I use Dawn sometimes,it also helps with fleas


----------



## Freestep (May 1, 2011)

If you don't have dog shampoo, the next best thing is actually dishsoap. Human shampoo (including baby shampoo) has a different pH than dog shampoo, but it certainly won't kill your dog if it's all you have. 

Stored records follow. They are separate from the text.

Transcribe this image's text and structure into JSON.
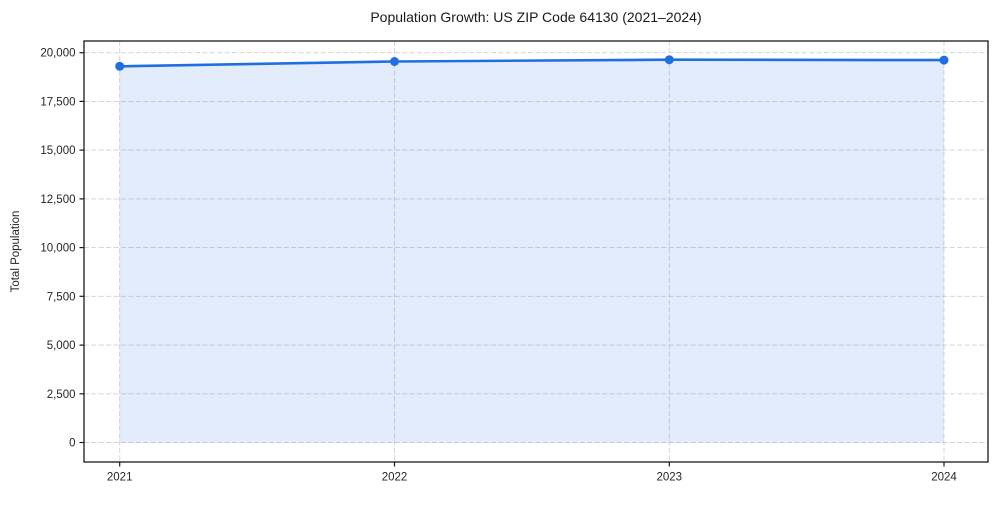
{
  "chart_data": {
    "type": "line",
    "title": "Population Growth: US ZIP Code 64130 (2021–2024)",
    "xlabel": "",
    "ylabel": "Total Population",
    "x": [
      2021,
      2022,
      2023,
      2024
    ],
    "x_tick_labels": [
      "2021",
      "2022",
      "2023",
      "2024"
    ],
    "series": [
      {
        "name": "Total Population",
        "values": [
          19300,
          19550,
          19640,
          19620
        ]
      }
    ],
    "yticks": [
      0,
      2500,
      5000,
      7500,
      10000,
      12500,
      15000,
      17500,
      20000
    ],
    "ytick_labels": [
      "0",
      "2,500",
      "5,000",
      "7,500",
      "10,000",
      "12,500",
      "15,000",
      "17,500",
      "20,000"
    ],
    "xlim": [
      2020.87,
      2024.16
    ],
    "ylim": [
      -1000,
      20600
    ],
    "grid": "both-dashed",
    "legend": false,
    "area_fill_to_zero": true,
    "marker": "circle",
    "colors": {
      "line": "#1f6fe0",
      "marker": "#1f6fe0",
      "area_fill": "rgba(31, 111, 224, 0.13)",
      "grid": "#d0d0d0",
      "spine": "#1a1a1a",
      "tick": "#1a1a1a",
      "background": "#ffffff"
    }
  }
}
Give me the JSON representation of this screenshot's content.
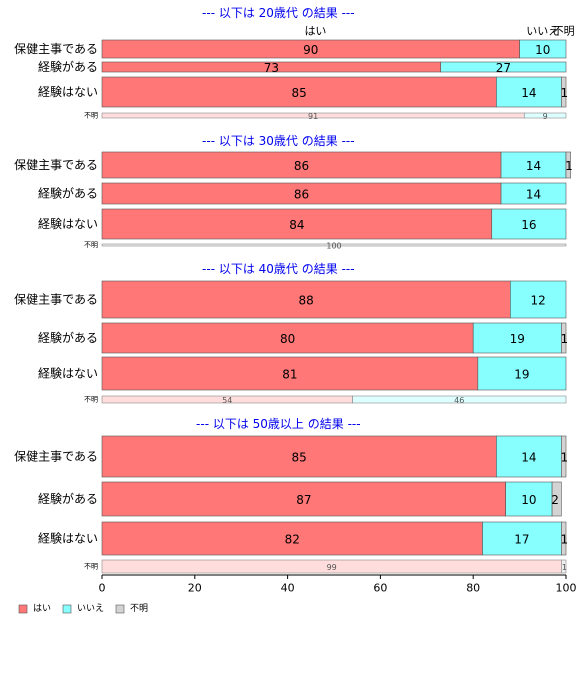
{
  "chart_data": {
    "type": "bar",
    "orientation": "horizontal",
    "stacked": true,
    "xlim": [
      0,
      100
    ],
    "x_ticks": [
      "0",
      "20",
      "40",
      "60",
      "80",
      "100"
    ],
    "top_labels": [
      "はい",
      "いいえ",
      "不明"
    ],
    "legend": {
      "placement": "bottom-left",
      "items": [
        {
          "name": "はい",
          "color": "#ff7777"
        },
        {
          "name": "いいえ",
          "color": "#88ffff"
        },
        {
          "name": "不明",
          "color": "#d3d3d3"
        }
      ]
    },
    "small_row_colors": [
      "#ffdddd",
      "#ddffff",
      "#eeeeee"
    ],
    "title_color": "#0000ee",
    "panels": [
      {
        "title": "--- 以下は 20歳代 の結果 ---",
        "rows": [
          {
            "label": "保健主事である",
            "values": [
              90,
              10,
              0
            ],
            "value_labels": [
              "90",
              "10",
              ""
            ]
          },
          {
            "label": "経験がある",
            "values": [
              73,
              27,
              0
            ],
            "value_labels": [
              "73",
              "27",
              ""
            ]
          },
          {
            "label": "経験はない",
            "values": [
              85,
              14,
              1
            ],
            "value_labels": [
              "85",
              "14",
              "1"
            ]
          }
        ],
        "unknown_row": {
          "label": "不明",
          "values": [
            91,
            9,
            0
          ],
          "value_labels": [
            "91",
            "9",
            ""
          ]
        }
      },
      {
        "title": "--- 以下は 30歳代 の結果 ---",
        "rows": [
          {
            "label": "保健主事である",
            "values": [
              86,
              14,
              1
            ],
            "value_labels": [
              "86",
              "14",
              "1"
            ]
          },
          {
            "label": "経験がある",
            "values": [
              86,
              14,
              0
            ],
            "value_labels": [
              "86",
              "14",
              ""
            ]
          },
          {
            "label": "経験はない",
            "values": [
              84,
              16,
              0
            ],
            "value_labels": [
              "84",
              "16",
              ""
            ]
          }
        ],
        "unknown_row": {
          "label": "不明",
          "values": [
            0,
            0,
            100
          ],
          "value_labels": [
            "",
            "",
            "100"
          ]
        }
      },
      {
        "title": "--- 以下は 40歳代 の結果 ---",
        "rows": [
          {
            "label": "保健主事である",
            "values": [
              88,
              12,
              0
            ],
            "value_labels": [
              "88",
              "12",
              ""
            ]
          },
          {
            "label": "経験がある",
            "values": [
              80,
              19,
              1
            ],
            "value_labels": [
              "80",
              "19",
              "1"
            ]
          },
          {
            "label": "経験はない",
            "values": [
              81,
              19,
              0
            ],
            "value_labels": [
              "81",
              "19",
              ""
            ]
          }
        ],
        "unknown_row": {
          "label": "不明",
          "values": [
            54,
            46,
            0
          ],
          "value_labels": [
            "54",
            "46",
            ""
          ]
        }
      },
      {
        "title": "--- 以下は 50歳以上 の結果 ---",
        "rows": [
          {
            "label": "保健主事である",
            "values": [
              85,
              14,
              1
            ],
            "value_labels": [
              "85",
              "14",
              "1"
            ]
          },
          {
            "label": "経験がある",
            "values": [
              87,
              10,
              2
            ],
            "value_labels": [
              "87",
              "10",
              "2"
            ]
          },
          {
            "label": "経験はない",
            "values": [
              82,
              17,
              1
            ],
            "value_labels": [
              "82",
              "17",
              "1"
            ]
          }
        ],
        "unknown_row": {
          "label": "不明",
          "values": [
            99,
            0,
            1
          ],
          "value_labels": [
            "99",
            "",
            "1"
          ]
        }
      }
    ]
  }
}
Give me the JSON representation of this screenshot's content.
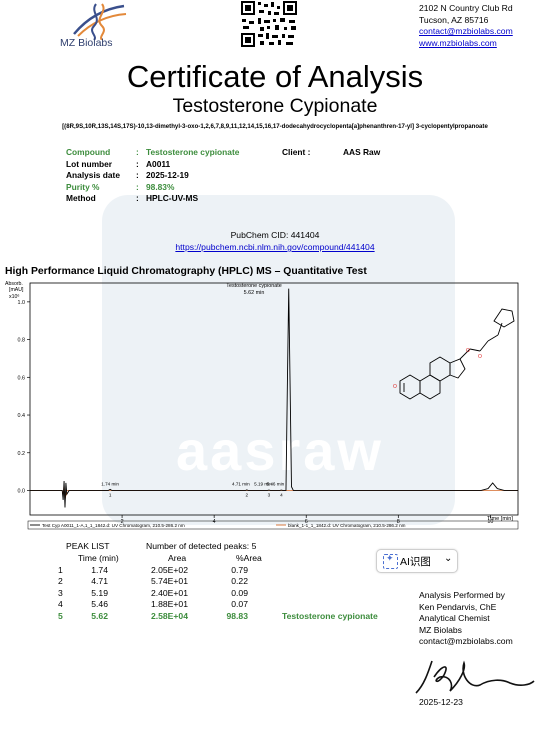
{
  "header": {
    "company": "MZ Biolabs",
    "address": [
      "2102 N Country Club Rd",
      "Tucson, AZ 85716"
    ],
    "email": "contact@mzbiolabs.com",
    "website": "www.mzbiolabs.com"
  },
  "title": "Certificate of Analysis",
  "subtitle": "Testosterone Cypionate",
  "iupac": "[(8R,9S,10R,13S,14S,17S)-10,13-dimethyl-3-oxo-1,2,6,7,8,9,11,12,14,15,16,17-dodecahydrocyclopenta[a]phenanthren-17-yl] 3-cyclopentylpropanoate",
  "info": {
    "compound_label": "Compound",
    "compound_value": "Testosterone cypionate",
    "lot_label": "Lot number",
    "lot_value": "A0011",
    "date_label": "Analysis date",
    "date_value": "2025-12-19",
    "purity_label": "Purity %",
    "purity_value": "98.83%",
    "method_label": "Method",
    "method_value": "HPLC-UV-MS",
    "client_label": "Client :",
    "client_value": "AAS Raw",
    "sep": ":"
  },
  "pubchem": {
    "cid": "PubChem CID: 441404",
    "url": "https://pubchem.ncbi.nlm.nih.gov/compound/441404"
  },
  "hplc_title": "High Performance Liquid Chromatography (HPLC) MS – Quantitative Test",
  "chart_data": {
    "type": "line",
    "ylabel_lines": [
      "Absorb.",
      "[mAU]",
      "x10⁶"
    ],
    "xlabel": "Time [min]",
    "xlim": [
      0,
      10.6
    ],
    "ylim": [
      -0.13,
      1.1
    ],
    "xticks": [
      2,
      4,
      6,
      8,
      10
    ],
    "yticks": [
      0.0,
      0.2,
      0.4,
      0.6,
      0.8,
      1.0
    ],
    "ytick_labels": [
      "0.0",
      "0.2",
      "0.4",
      "0.6",
      "0.8",
      "1.0"
    ],
    "peak_annotation": {
      "name": "Testosterone cypionate",
      "time": "5.62 min"
    },
    "peak_labels": [
      {
        "text": "1.74 min",
        "x": 1.74,
        "num": "1"
      },
      {
        "text": "4.71 min",
        "x": 4.71,
        "num": "2"
      },
      {
        "text": "5.19 min",
        "x": 5.19,
        "num": "3"
      },
      {
        "text": "5.46 min",
        "x": 5.46,
        "num": "4"
      }
    ],
    "series": [
      {
        "name": "Test Cyp A0011_1-A,1_1_1842.d: UV Chromatogram, 210.5-286.2 nm",
        "color": "#000000",
        "points": [
          [
            0,
            0
          ],
          [
            0.7,
            0
          ],
          [
            0.72,
            -0.05
          ],
          [
            0.74,
            0.05
          ],
          [
            0.76,
            -0.09
          ],
          [
            0.78,
            0.04
          ],
          [
            0.8,
            -0.02
          ],
          [
            0.85,
            0
          ],
          [
            1.7,
            0
          ],
          [
            1.74,
            0.006
          ],
          [
            1.78,
            0
          ],
          [
            4.68,
            0
          ],
          [
            4.71,
            0.003
          ],
          [
            4.74,
            0
          ],
          [
            5.16,
            0
          ],
          [
            5.19,
            0.002
          ],
          [
            5.22,
            0
          ],
          [
            5.43,
            0
          ],
          [
            5.46,
            0.002
          ],
          [
            5.49,
            0
          ],
          [
            5.56,
            0
          ],
          [
            5.59,
            0.55
          ],
          [
            5.62,
            1.07
          ],
          [
            5.65,
            0.55
          ],
          [
            5.68,
            0.02
          ],
          [
            5.72,
            0
          ],
          [
            9.8,
            0
          ],
          [
            9.95,
            0.01
          ],
          [
            10.05,
            0.04
          ],
          [
            10.15,
            0.01
          ],
          [
            10.3,
            0
          ],
          [
            10.6,
            0
          ]
        ]
      },
      {
        "name": "blank_1-1_1_1842.d: UV Chromatogram, 210.5-286.2 nm",
        "color": "#d46a2a",
        "points": [
          [
            0,
            0
          ],
          [
            0.7,
            0
          ],
          [
            0.72,
            -0.03
          ],
          [
            0.74,
            0.03
          ],
          [
            0.76,
            -0.05
          ],
          [
            0.8,
            0
          ],
          [
            10.6,
            0
          ]
        ]
      }
    ]
  },
  "peak_list": {
    "title": "PEAK LIST",
    "detected": "Number of detected peaks: 5",
    "headers": [
      "Time (min)",
      "Area",
      "%Area"
    ],
    "rows": [
      {
        "n": "1",
        "time": "1.74",
        "area": "2.05E+02",
        "pct": "0.79",
        "name": ""
      },
      {
        "n": "2",
        "time": "4.71",
        "area": "5.74E+01",
        "pct": "0.22",
        "name": ""
      },
      {
        "n": "3",
        "time": "5.19",
        "area": "2.40E+01",
        "pct": "0.09",
        "name": ""
      },
      {
        "n": "4",
        "time": "5.46",
        "area": "1.88E+01",
        "pct": "0.07",
        "name": ""
      },
      {
        "n": "5",
        "time": "5.62",
        "area": "2.58E+04",
        "pct": "98.83",
        "name": "Testosterone cypionate"
      }
    ]
  },
  "ai_button": {
    "label": "AI识图",
    "icon": "sparkle-icon"
  },
  "analyst": {
    "performed_by": "Analysis Performed by",
    "name": "Ken Pendarvis, ChE",
    "role": "Analytical Chemist",
    "org": "MZ Biolabs",
    "email": "contact@mzbiolabs.com",
    "date": "2025-12-23"
  },
  "watermark": "aasraw",
  "colors": {
    "green": "#3d8d3d",
    "link": "#0000cc",
    "trace": "#000000",
    "blank": "#d46a2a"
  }
}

To bring it closer to canine pH, dissolve about 1/3 cup of baking soda in some warm water, then pour this solution into an empty bottle. Fill the bottle almost full, add few squirts of human shampoo, and shake well to mix (be sure the cap is closed tight). Use this dilute solution as your dog shampoo.


----------



## doggiedad (Dec 2, 2007)

if you can't find shampoo give her a bath usuing warm water. i can
understand needing a bath for dirt but what did she do to become smelly?



Abi's mom said:


> Abi needs a bath! She got dirty from our camping trip and is stinky! We are a long way from a store and I'm out of dog shampoo. Can I use baby shampoo this 1 time?


----------



## Zeeva (Aug 10, 2010)

Freestep said:


> If you don't have dog shampoo, the next best thing is actually dishsoap. Human shampoo (including baby shampoo) has a different pH than dog shampoo, but it certainly won't kill your dog if it's all you have.
> 
> To bring it closer to canine pH, dissolve about 1/3 cup of baking soda in some warm water, then pour this solution into an empty bottle. Fill the bottle almost full, add few squirts of human shampoo, and shake well to mix (be sure the cap is closed tight). Use this dilute solution as your dog shampoo.


Is human conditioner ok to use on dogs? Or is that a big NO NO?


----------